If they get final approval, they wait for an agency in the U.S. to agree to handle their resettlement and wait to be given a spot on flights purchased by the International Organization for Migration. They are forbidden from flying on their own if they find an earlier flight, and are required to start repaying the full fare in installments six months after arriving in the U.S. Before their flight date, they also must secure an exit permit from the Turkish government.

“It is truly a challenge,” said Veysel Essiz, senior program officer at Refugee Rights Turkey. “You flee your own country to find at least some safety, but the feeling that the overwhelming majority of refugees in Turkey have is that they will be in limbo for eternity.”

The wait in Turkey can be dangerous, especially for those who don’t manage to learn Turkish and so wind up more dependent on other refugees to share housing and navigate day-to-day life. And those who are visibly queer often worry about being assaulted.

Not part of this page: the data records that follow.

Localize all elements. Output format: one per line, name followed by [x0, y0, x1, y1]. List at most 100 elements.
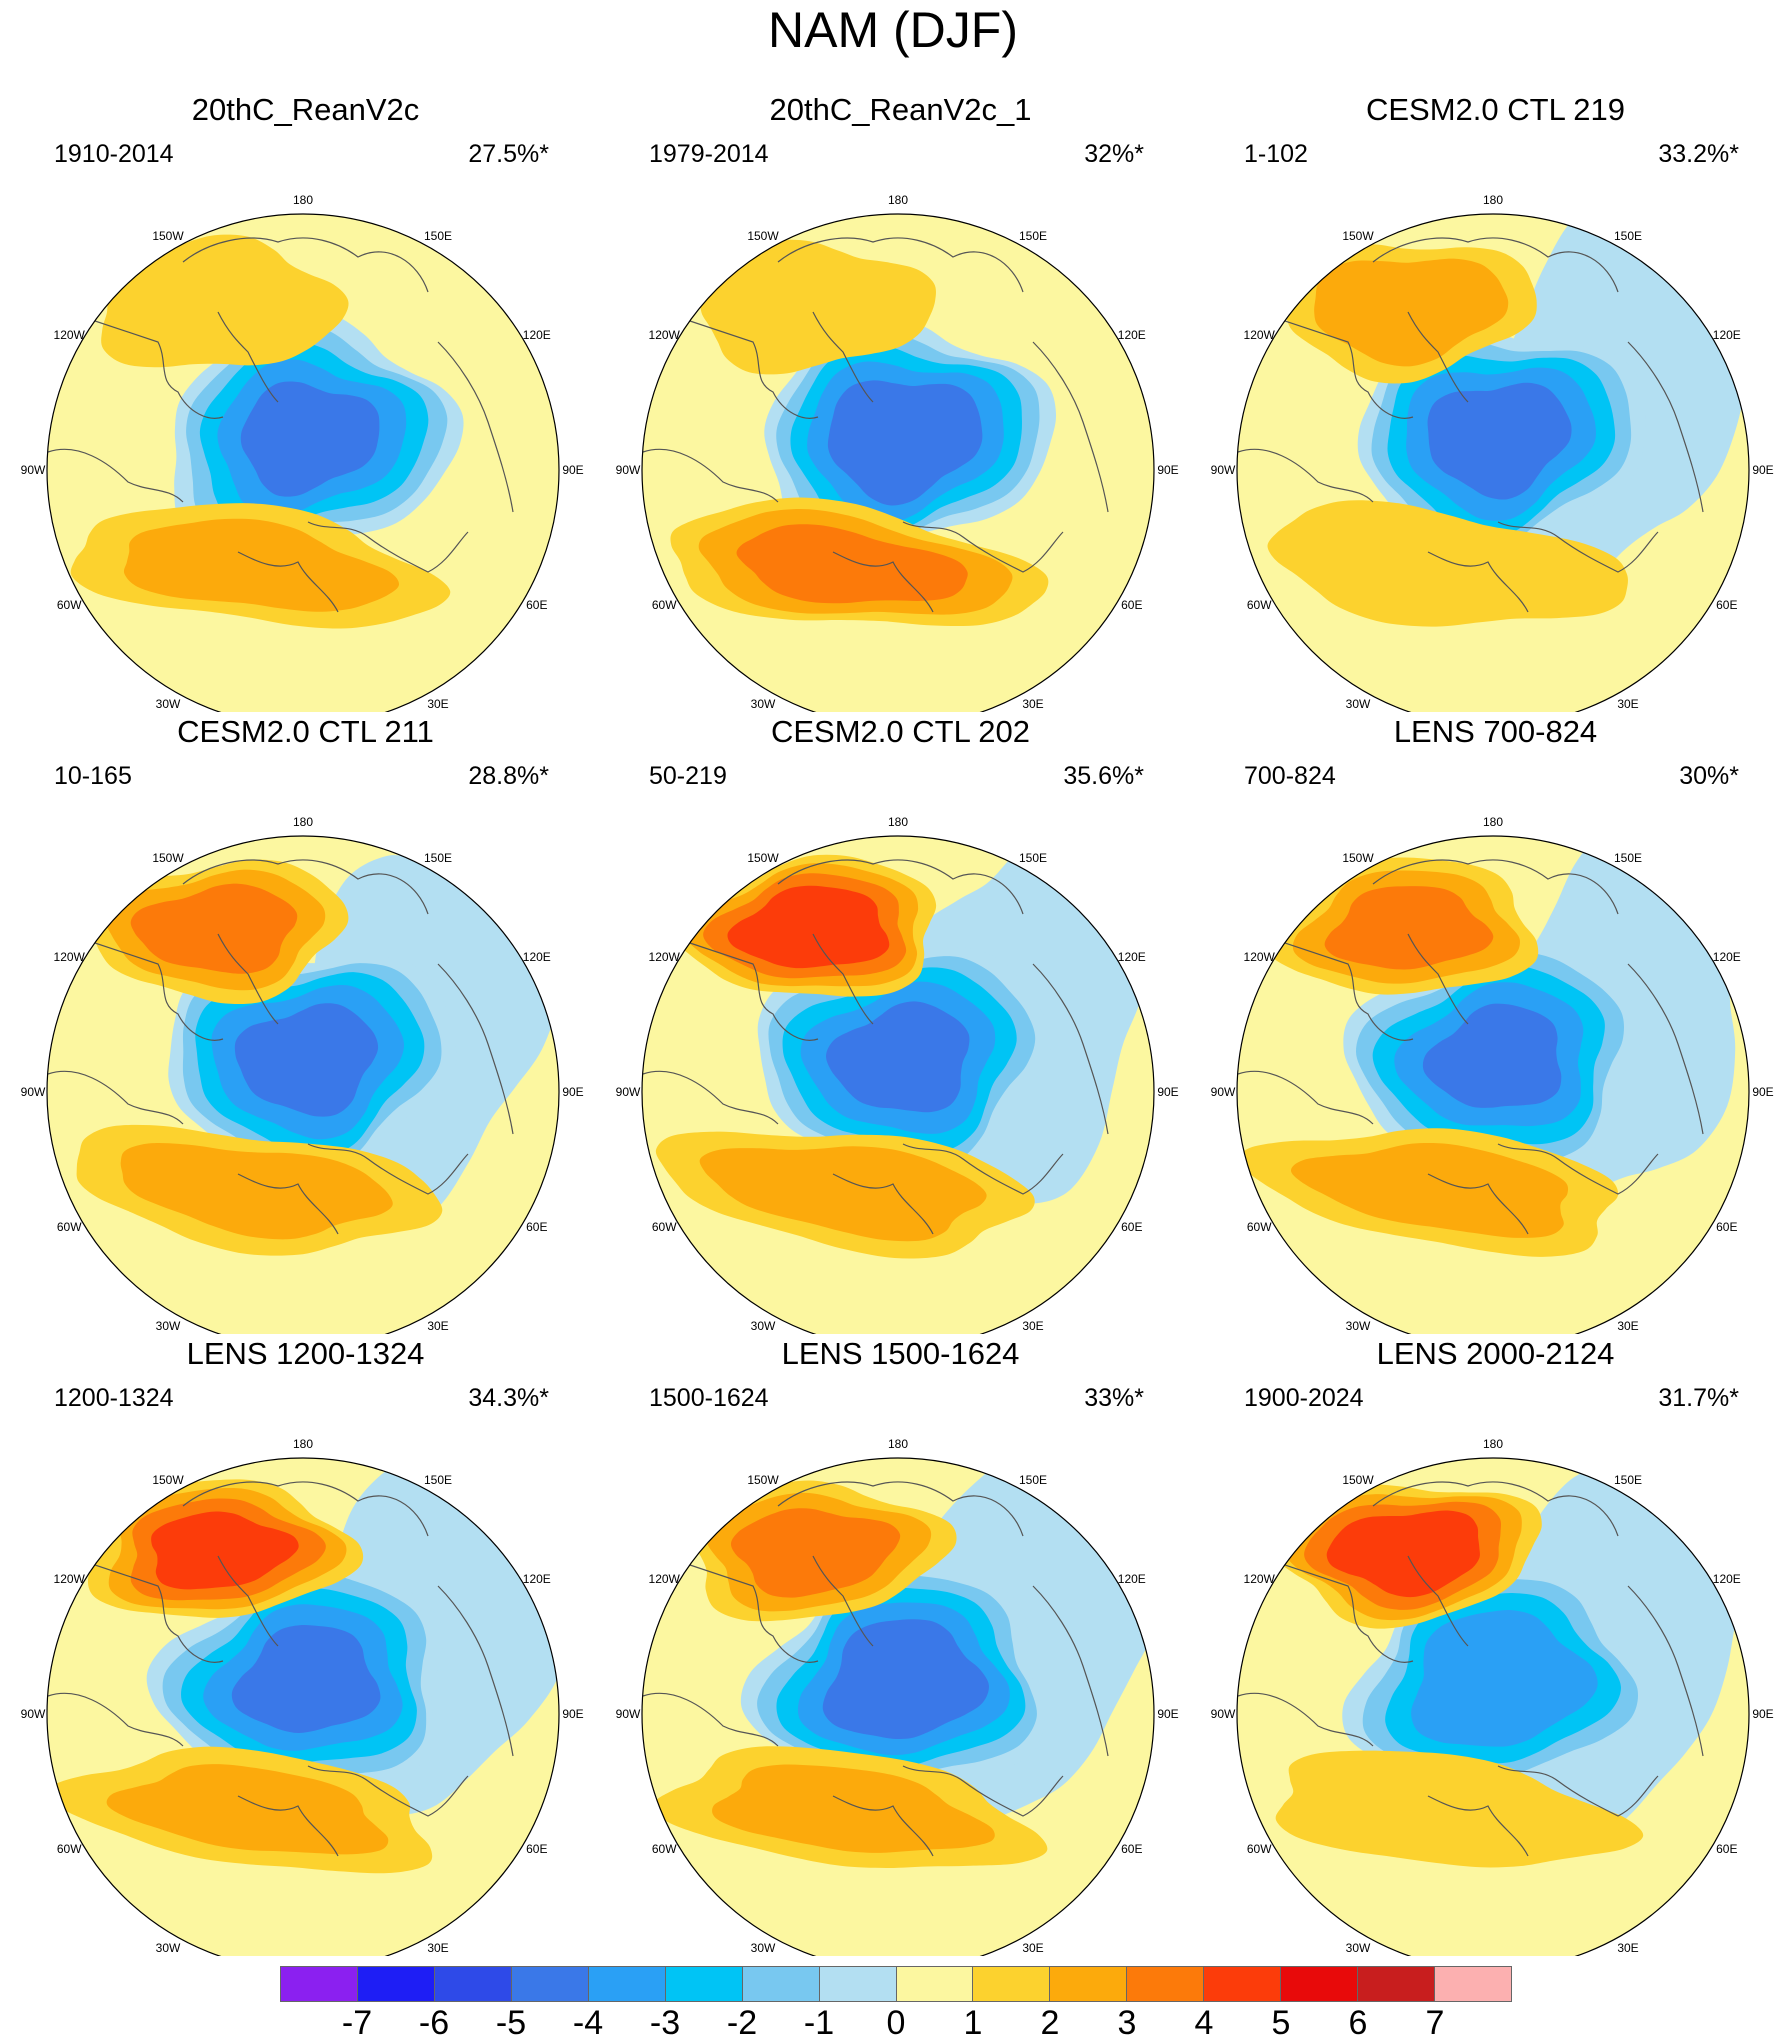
longitude-label: 60W: [1247, 1220, 1272, 1234]
colorbar-box: [357, 1967, 435, 2001]
longitude-label: 180: [888, 193, 908, 207]
coastline: [1372, 859, 1619, 915]
coastline: [777, 1481, 1024, 1537]
longitude-label: 90W: [21, 1085, 46, 1099]
longitude-label: 120E: [1713, 950, 1741, 964]
colorbar-label: 3: [1117, 2004, 1137, 2042]
map-border: [641, 1457, 1155, 1956]
coastline: [1407, 311, 1469, 403]
polar-map: 180150W150E120W120E90W90E60W60E30W30E0: [616, 815, 1179, 1334]
colorbar-box: [1358, 1967, 1436, 2001]
longitude-label: 150W: [1342, 229, 1374, 243]
atlantic-high-contour: [106, 1764, 389, 1855]
polar-map: 180150W150E120W120E90W90E60W60E30W30E0: [616, 193, 1179, 712]
panel-variance-explained: 34.3%*: [468, 1384, 549, 1412]
colorbar-box: [1281, 1967, 1359, 2001]
panel-period: 10-165: [54, 762, 132, 790]
panel-period: 1910-2014: [54, 140, 174, 168]
longitude-label: 90E: [1157, 463, 1178, 477]
longitude-label: 120W: [1244, 950, 1276, 964]
coastline: [1407, 933, 1469, 1025]
figure-title: NAM (DJF): [768, 2, 1018, 58]
longitude-label: 30E: [1022, 1941, 1043, 1955]
longitude-label: 120E: [523, 950, 551, 964]
colorbar-box: [1204, 1967, 1282, 2001]
coastline: [812, 933, 874, 1025]
map-border: [641, 213, 1155, 712]
longitude-label: 180: [293, 193, 313, 207]
coastline: [1497, 1765, 1659, 1817]
longitude-label: 60E: [526, 1220, 547, 1234]
colorbar-box: [588, 1967, 666, 2001]
longitude-label: 150W: [152, 851, 184, 865]
coastline: [307, 1143, 469, 1195]
longitude-label: 90W: [1211, 1707, 1236, 1721]
longitude-label: 120E: [1118, 1572, 1146, 1586]
coastline: [1237, 448, 1374, 503]
panel-title: CESM2.0 CTL 202: [770, 714, 1031, 749]
longitude-label: 150E: [424, 851, 452, 865]
longitude-label: 60W: [57, 1842, 82, 1856]
colorbar-label: -5: [495, 2004, 527, 2042]
longitude-label: 60E: [1121, 1220, 1142, 1234]
map-border: [1236, 835, 1750, 1334]
coastline: [902, 521, 1064, 573]
map-border: [46, 1457, 560, 1956]
colorbar-label: 4: [1194, 2004, 1214, 2042]
colorbar-box: [973, 1967, 1051, 2001]
longitude-label: 120W: [54, 1572, 86, 1586]
colorbar-label: -4: [572, 2004, 604, 2042]
coastline: [47, 1692, 184, 1747]
longitude-label: 90W: [21, 463, 46, 477]
pacific-high-contour: [727, 885, 890, 969]
polar-map: 180150W150E120W120E90W90E60W60E30W30E0: [21, 193, 584, 712]
longitude-label: 150W: [152, 229, 184, 243]
colorbar-label: 1: [963, 2004, 983, 2042]
longitude-label: 60W: [1247, 1842, 1272, 1856]
arctic-low-contour: [231, 1625, 381, 1734]
coastline: [1032, 963, 1109, 1135]
panel-title: 20thC_ReanV2c_1: [769, 92, 1032, 127]
coastline: [237, 1173, 339, 1235]
coastline: [1372, 237, 1619, 293]
longitude-label: 30W: [751, 697, 776, 711]
panel-variance-explained: 33%*: [1084, 1384, 1144, 1412]
atlantic-high-contour: [123, 518, 400, 612]
colorbar-box: [665, 1967, 743, 2001]
longitude-label: 120E: [1713, 328, 1741, 342]
panel-title: LENS 1200-1324: [186, 1336, 425, 1371]
longitude-label: 30W: [1346, 1941, 1371, 1955]
map-panel: LENS 1200-1324 1200-1324 34.3%* 180 150W 150E…: [8, 1336, 603, 1956]
longitude-label: 120W: [649, 328, 681, 342]
map-border: [1236, 213, 1750, 712]
colorbar-box: [819, 1967, 897, 2001]
coastline: [662, 311, 819, 419]
colorbar-label: -2: [726, 2004, 758, 2042]
coastline: [777, 859, 1024, 915]
coastline: [832, 551, 934, 613]
longitude-label: 150E: [1019, 229, 1047, 243]
polar-map: 180150W150E120W120E90W90E60W60E30W30E0: [1211, 193, 1774, 712]
arctic-low-contour: [1427, 382, 1572, 500]
panel-period: 1200-1324: [54, 1384, 174, 1412]
longitude-label: 180: [888, 1437, 908, 1451]
panel-period: 1900-2024: [1244, 1384, 1364, 1412]
longitude-label: 90E: [562, 1085, 583, 1099]
polar-map: 180150W150E120W120E90W90E60W60E30W30E0: [1211, 1437, 1774, 1956]
coastline: [182, 237, 429, 293]
longitude-label: 30W: [1346, 697, 1371, 711]
colorbar-box: [742, 1967, 820, 2001]
coastline: [812, 1555, 874, 1647]
longitude-label: 150W: [747, 851, 779, 865]
pacific-high-contour: [730, 1508, 901, 1598]
colorbar-labels: -7 -6 -5 -4 -3 -2 -1 0 1 2 3 4 5 6 7: [280, 2004, 1512, 2044]
colorbar-label: 2: [1040, 2004, 1060, 2042]
longitude-label: 120E: [523, 1572, 551, 1586]
longitude-label: 180: [293, 1437, 313, 1451]
longitude-label: 150W: [747, 1473, 779, 1487]
longitude-label: 60E: [1716, 1842, 1737, 1856]
longitude-label: 150E: [1019, 1473, 1047, 1487]
panel-period: 1979-2014: [649, 140, 769, 168]
longitude-label: 60E: [1121, 598, 1142, 612]
map-border: [46, 213, 560, 712]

Reza, a 34-year-old gay Iranian who wears makeup and has feminine mannerisms, told BuzzFeed News he was head-butted by a man on the street in the southeastern Turkish city of Denizli where he is living while waiting for resettlement. He said he came to Turkey after being beaten, sexually assaulted, and detained by police on several occasions, and now is too afraid to leave his apartment in Turkey alone.

“He beat me because I had red lipstick on,” he said of the December 2014 attack.

Refugees who find themselves living in enclaves with others from their home country — often the only way they can find housing — regularly find the same kind of threats they fled have followed them.

But even those who could pass as straight put themselves in danger when they try to live a relatively normal life. Ahmad, a slight, 23-year-old Syrian who wears a fedora and smokes a Sherlock Holmes pipe, told BuzzFeed News he was forced to share an apartment with Syrians who had fought for al-Nusra and would make jokes about ISIS executing gays — a situation several gay Syrians in Istanbul have encountered.

He arrived in Istanbul in April and said he was assaulted for the first time in June. He got jumped by a group of Syrians outside his apartment building — they had apparently seen him hanging out with some gay friends in the central shopping district.

“You gays put us all to shame.”

“Did you finish hooking up with your friend?” he remembered them saying before they jumped on him. “You gays put us all to shame.” Photos from the incident, which he submitted to ASAM to demonstrate the danger he is in in Istanbul, show his face purple and swollen.

He was attacked again about a month later — this time by a friend of a friend he thought he was meeting for a date — and he said that if it happens again, it would be “the next level” and he would be killed. If he had the money, he would be on a boat to Europe despite the risk of drowning and rumors he’s heard about smugglers killing refugees and selling their organs.

“It is dangerous, but it’s better than me staying here,” he said.

It’s been six months since he registered and he’s heard nothing from UNHCR. He is also worried that he’ll be sent to the U.S. while he is desperate to get to Germany.

That’s where he believes he will “find the first love of my life,” a man named Mohammed.

They had dated for four months in Damascus six years ago, when Ahmad was around 17. Ahmad came to Turkey carrying dried flowers — which now have withered to just a stick and bundle of grass — that Mohammed had given him on the day they first had sex. But not long after, Ahmad lost his cell phone when he was mugged, and he hadn’t memorized Mohammed’s phone number nor even knew his last name — it was not uncommon for people who were afraid of being outed to keep their family names secret from each other when they began dating.

“After that, I didn’t know anything about Mohammed,” Ahmad said.

But he knew Mohammed had a brother in Germany, and they had fantasized about traveling there at a time “when there was no war or anything called a refugee.”

“My inner feeling is that [Mohammed] is in Germany, and I’m going to find him,” Ahmad said.

Ezeddin Fadel contributed to this report.